What began as one bad night and a spur-of-the-moment catchphrase turned into a viral video and a variety of television appearances. 

Brian Collins’ famous quotation “Boom goes the dynamite” began in spring 2005 while he was a freshman telecommunications major at Ball State. 

Collins was just getting his feet wet in the broadcasting world by shooting video for NewsLink Indiana. 

"I can't remember if I was shooting sports or sitting around waiting for something to happen, but the person who was doing sports came in late and said he was sick,” Collins previously told The Daily News. “They were going to call someone in but saw I was there, and I said, 'Sure.' I came home, got changed and ran back.” 

However, when he went on air, he didn’t know where to look. He said the person running the teleprompter made it go too fast, causing him to lose his place. 

Throughout the broadcast, Collins can be heard saying things like, “Oh, no,” “I’m so sorry” and of course, “Boom goes the dynamite.”

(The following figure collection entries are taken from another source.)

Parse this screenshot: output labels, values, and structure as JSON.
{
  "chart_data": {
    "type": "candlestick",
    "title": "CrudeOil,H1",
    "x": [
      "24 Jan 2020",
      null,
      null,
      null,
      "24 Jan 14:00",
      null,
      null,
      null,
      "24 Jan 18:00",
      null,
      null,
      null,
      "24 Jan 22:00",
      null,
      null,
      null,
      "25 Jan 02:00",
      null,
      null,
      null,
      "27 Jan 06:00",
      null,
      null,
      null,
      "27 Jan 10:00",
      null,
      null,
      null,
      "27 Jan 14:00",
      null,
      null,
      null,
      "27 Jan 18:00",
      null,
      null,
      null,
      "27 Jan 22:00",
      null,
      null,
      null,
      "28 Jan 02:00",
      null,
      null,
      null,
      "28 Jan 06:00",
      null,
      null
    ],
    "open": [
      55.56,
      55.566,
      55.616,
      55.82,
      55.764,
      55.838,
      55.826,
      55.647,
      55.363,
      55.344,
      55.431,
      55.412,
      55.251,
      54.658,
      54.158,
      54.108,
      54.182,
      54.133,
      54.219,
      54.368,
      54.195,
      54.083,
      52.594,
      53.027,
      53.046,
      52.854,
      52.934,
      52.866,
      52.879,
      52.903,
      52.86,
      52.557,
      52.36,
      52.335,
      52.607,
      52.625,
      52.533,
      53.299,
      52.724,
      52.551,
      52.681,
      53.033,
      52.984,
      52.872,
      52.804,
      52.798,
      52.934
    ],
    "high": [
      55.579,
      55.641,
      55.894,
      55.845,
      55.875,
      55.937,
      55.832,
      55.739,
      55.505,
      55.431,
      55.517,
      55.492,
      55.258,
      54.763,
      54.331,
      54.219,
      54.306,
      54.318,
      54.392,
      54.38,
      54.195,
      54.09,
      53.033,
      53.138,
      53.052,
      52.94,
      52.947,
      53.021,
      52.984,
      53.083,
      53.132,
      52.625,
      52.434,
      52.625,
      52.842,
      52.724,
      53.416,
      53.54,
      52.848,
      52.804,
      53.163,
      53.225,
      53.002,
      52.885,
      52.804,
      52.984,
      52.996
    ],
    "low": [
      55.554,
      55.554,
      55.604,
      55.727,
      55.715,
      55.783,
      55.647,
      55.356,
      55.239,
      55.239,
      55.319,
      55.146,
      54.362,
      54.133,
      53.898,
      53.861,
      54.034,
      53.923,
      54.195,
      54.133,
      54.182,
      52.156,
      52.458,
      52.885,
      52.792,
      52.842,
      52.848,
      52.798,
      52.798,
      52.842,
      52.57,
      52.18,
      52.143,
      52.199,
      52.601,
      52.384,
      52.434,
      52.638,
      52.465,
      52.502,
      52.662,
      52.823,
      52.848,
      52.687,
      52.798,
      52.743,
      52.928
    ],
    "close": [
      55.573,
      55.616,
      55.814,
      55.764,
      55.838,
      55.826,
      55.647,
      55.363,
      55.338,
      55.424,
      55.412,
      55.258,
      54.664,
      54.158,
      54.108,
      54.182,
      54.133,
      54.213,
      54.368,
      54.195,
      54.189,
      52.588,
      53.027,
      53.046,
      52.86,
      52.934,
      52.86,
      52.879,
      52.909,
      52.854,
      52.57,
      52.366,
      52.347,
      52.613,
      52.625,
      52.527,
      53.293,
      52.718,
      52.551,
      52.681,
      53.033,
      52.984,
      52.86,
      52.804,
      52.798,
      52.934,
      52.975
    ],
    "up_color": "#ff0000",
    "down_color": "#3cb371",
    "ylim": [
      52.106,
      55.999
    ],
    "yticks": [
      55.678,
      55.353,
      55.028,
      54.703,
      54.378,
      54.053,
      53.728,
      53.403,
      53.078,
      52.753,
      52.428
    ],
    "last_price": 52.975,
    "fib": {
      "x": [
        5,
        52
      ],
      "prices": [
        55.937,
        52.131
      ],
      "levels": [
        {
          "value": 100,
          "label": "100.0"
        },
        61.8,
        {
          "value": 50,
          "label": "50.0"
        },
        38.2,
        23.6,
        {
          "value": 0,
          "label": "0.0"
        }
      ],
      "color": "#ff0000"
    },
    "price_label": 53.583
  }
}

"That night, I came back [home]. I remember it was raining, and it was horrible," Collins said. 

A few weeks later, Collins thought his broadcast woes were behind him. However, his co-worker sent the video clip to the website eBaum’s World and from there, it spread quickly. The video now has nearly 11 million views on YouTube. 

In June 2005, Collins received a call from “Late Show with David Letterman” asking him to be a part of the program’s audience show and tell segment. During the show, Letterman showed Collin’s video and outtakes from other shows that began using the phrase. 

Collins also made appearances on “The Early Show” and “Tosh.0.” The phrase “boom goes the dynamite” has been used on ESPN’s “SportsCenter,” “How I Met Your Mother” and “Family Guy.”  

The video didn’t seem to affect his career too much though. After graduation, Collins got a job as a field reporter in Waco, Texas, for ABC affiliate KXXV.